Is Your Church a Religious Cushion?
By Scott Thomas, Director of the Acts 29 Network
Jack Miller was the director of World Harvest Mission and pastor of New Life Presbyterian Church near Philadelphia and professor at Westminster. In his book, Outgrowing the Ingrown Church (one of the best books I have read in a while), Jack described the church as a “Religious Cushion.” He characterized the religious cushion church:
- Resembling a retreat center,
- Practically being fellowship-driven and not mission-driven,
- Consumer congregants demanding worship as a separate dish ordered aside from the mandate of making disciples,
- Preachers without the courage to confront the missional apathy of the church, and
- A church only doing missions in far away lands.

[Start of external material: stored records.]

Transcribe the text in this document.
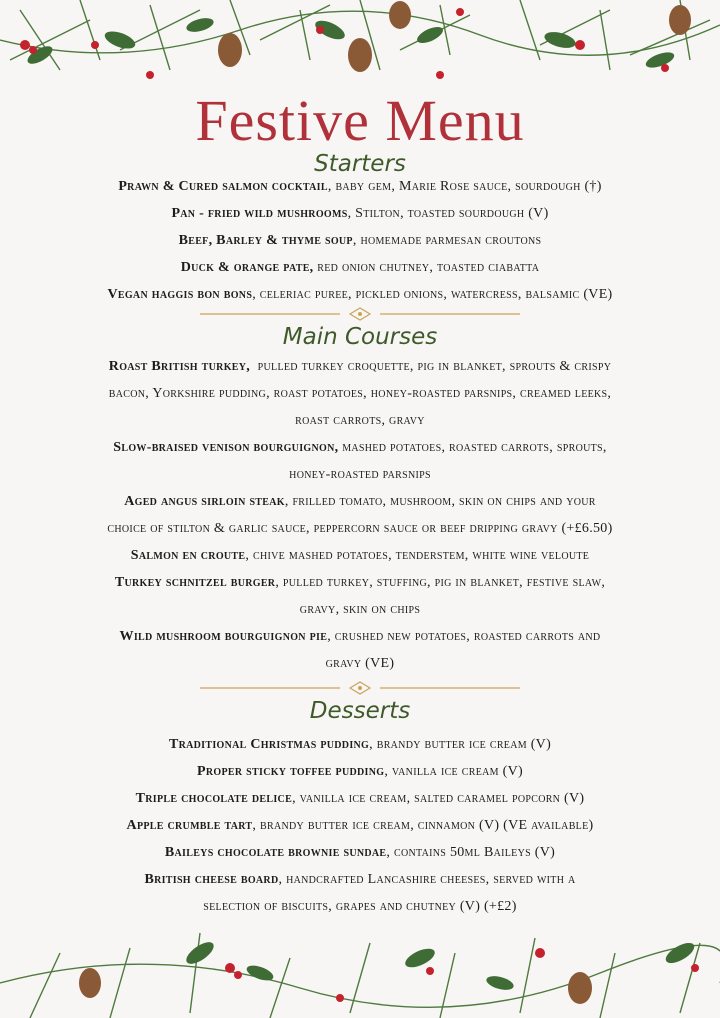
Festive Menu
Starters
Prawn & Cured salmon cocktail, baby gem, Marie Rose sauce, sourdough (†)
Pan - fried wild mushrooms, Stilton, toasted sourdough (V)
Beef, Barley & thyme soup, homemade parmesan croutons
Duck & orange pate, red onion chutney, toasted ciabatta
Vegan haggis bon bons, celeriac puree, pickled onions, watercress, balsamic (VE)
Main Courses
Roast British turkey,  pulled turkey croquette, pig in blanket, sprouts & crispy
bacon, Yorkshire pudding, roast potatoes, honey-roasted parsnips, creamed leeks,
roast carrots, gravy
Slow-braised venison bourguignon, mashed potatoes, roasted carrots, sprouts,
honey-roasted parsnips
Aged angus sirloin steak, frilled tomato, mushroom, skin on chips and your
choice of stilton & garlic sauce, peppercorn sauce or beef dripping gravy (+£6.50)
Salmon en croute, chive mashed potatoes, tenderstem, white wine veloute
Turkey schnitzel burger, pulled turkey, stuffing, pig in blanket, festive slaw,
gravy, skin on chips
Wild mushroom bourguignon pie, crushed new potatoes, roasted carrots and
gravy (VE)
Desserts
Traditional Christmas pudding, brandy butter ice cream (V)
Proper sticky toffee pudding, vanilla ice cream (V)
Triple chocolate delice, vanilla ice cream, salted caramel popcorn (V)
Apple crumble tart, brandy butter ice cream, cinnamon (V) (VE available)
Baileys chocolate brownie sundae, contains 50ml Baileys (V)
British cheese board, handcrafted Lancashire cheeses, served with a
selection of biscuits, grapes and chutney (V) (+£2)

As we make disciples, we lead them to be Spirit-led followers of Jesus who are life-long learners, obedient to Jesus and who are then making disciples of all nations who make disciples. It’s lather, rinse, repeat.
Missional Leaders Needed
As a missional leader, you have the responsibility to continually remind the people of your gathering to go into the Lord’s harvest fields. Like Jesus, you have to continually point them to the gospel message of redemption through a sent people. As a band of missionaries, you have to engage the lost, not as a means to build your church, but to follow the mandate of Jesus, the One sent by God to seek and to save the lost for the glory of God.

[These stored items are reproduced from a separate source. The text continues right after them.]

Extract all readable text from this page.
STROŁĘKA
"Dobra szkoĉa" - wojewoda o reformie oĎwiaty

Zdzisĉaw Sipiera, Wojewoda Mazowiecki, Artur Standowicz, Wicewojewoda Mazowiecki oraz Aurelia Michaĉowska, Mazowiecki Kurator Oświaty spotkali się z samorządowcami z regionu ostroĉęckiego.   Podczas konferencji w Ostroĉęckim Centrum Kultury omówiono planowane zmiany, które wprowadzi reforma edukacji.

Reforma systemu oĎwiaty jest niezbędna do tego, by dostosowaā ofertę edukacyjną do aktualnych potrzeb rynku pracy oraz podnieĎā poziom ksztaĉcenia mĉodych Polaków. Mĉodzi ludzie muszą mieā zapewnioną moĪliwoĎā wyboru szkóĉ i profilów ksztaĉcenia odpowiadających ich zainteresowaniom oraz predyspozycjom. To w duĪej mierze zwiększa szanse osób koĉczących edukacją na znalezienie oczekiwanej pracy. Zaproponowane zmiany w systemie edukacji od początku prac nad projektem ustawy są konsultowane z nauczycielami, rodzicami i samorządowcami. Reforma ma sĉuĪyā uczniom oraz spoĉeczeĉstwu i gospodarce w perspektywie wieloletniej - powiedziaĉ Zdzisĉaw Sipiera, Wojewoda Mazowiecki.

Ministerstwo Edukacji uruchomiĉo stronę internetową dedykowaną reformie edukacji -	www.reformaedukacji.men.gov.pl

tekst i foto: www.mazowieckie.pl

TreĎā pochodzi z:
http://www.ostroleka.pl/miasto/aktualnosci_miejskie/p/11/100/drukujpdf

C.H. Spurgeon said, “You do not love the Lord at all if you do not love the souls of men.” [John Blanchard, Gathered Gold (London: Evangelical Press, 1984), 299.] The people in the churches where I was pastor quickly strayed away from the harvest like a runaway criminal on the chain gang. They wanted to work on the building, have fellowship dinners, potlucks, and men’s breakfasts. They wanted to read books, sing songs—as long as it was in the style they preferred—and start programs for their own kids. MOPS, AWANA, VBS, BSF and home school CO-OP. Whatever kept them away from S-I-N-N-E-R-S.

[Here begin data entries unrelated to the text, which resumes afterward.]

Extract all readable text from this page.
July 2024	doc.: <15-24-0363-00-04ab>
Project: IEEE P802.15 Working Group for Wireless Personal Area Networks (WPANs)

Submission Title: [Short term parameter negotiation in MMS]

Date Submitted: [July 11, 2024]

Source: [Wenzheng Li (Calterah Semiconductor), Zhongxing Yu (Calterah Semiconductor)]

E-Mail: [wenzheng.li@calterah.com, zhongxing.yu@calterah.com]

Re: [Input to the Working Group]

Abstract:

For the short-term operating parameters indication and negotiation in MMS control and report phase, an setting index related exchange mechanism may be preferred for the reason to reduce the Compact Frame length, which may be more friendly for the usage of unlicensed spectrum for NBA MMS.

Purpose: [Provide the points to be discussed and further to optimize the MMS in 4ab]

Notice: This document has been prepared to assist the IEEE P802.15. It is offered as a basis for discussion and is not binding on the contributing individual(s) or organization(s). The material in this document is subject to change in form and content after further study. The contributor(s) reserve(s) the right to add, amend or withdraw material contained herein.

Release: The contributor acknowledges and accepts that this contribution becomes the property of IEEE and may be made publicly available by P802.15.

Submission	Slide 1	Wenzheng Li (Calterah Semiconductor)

Jack Miller calls this missional leader the “Pacesetting Pastor.” A pacesetter, according to Miller, is a runner who moves ahead of the pack and sets the example that gets others moving. This is not a comfortable position unless you are called to make disciples of all nations and you are called to lead a group of believers to be radical followers of His mission. The pacesetting pastor keeps the mission of Jesus as the focus of the gathered community. I like “A United Gospel Community on Mission to all people for the glory of God” as a slogan. It is simple, understandable and easily remembered. A pacesetting pastor cannot let the mission become an elective of the church. Most of all, the pacesetting pastor cannot be sucked back into the pack and lose the influential role as the leader of the mission.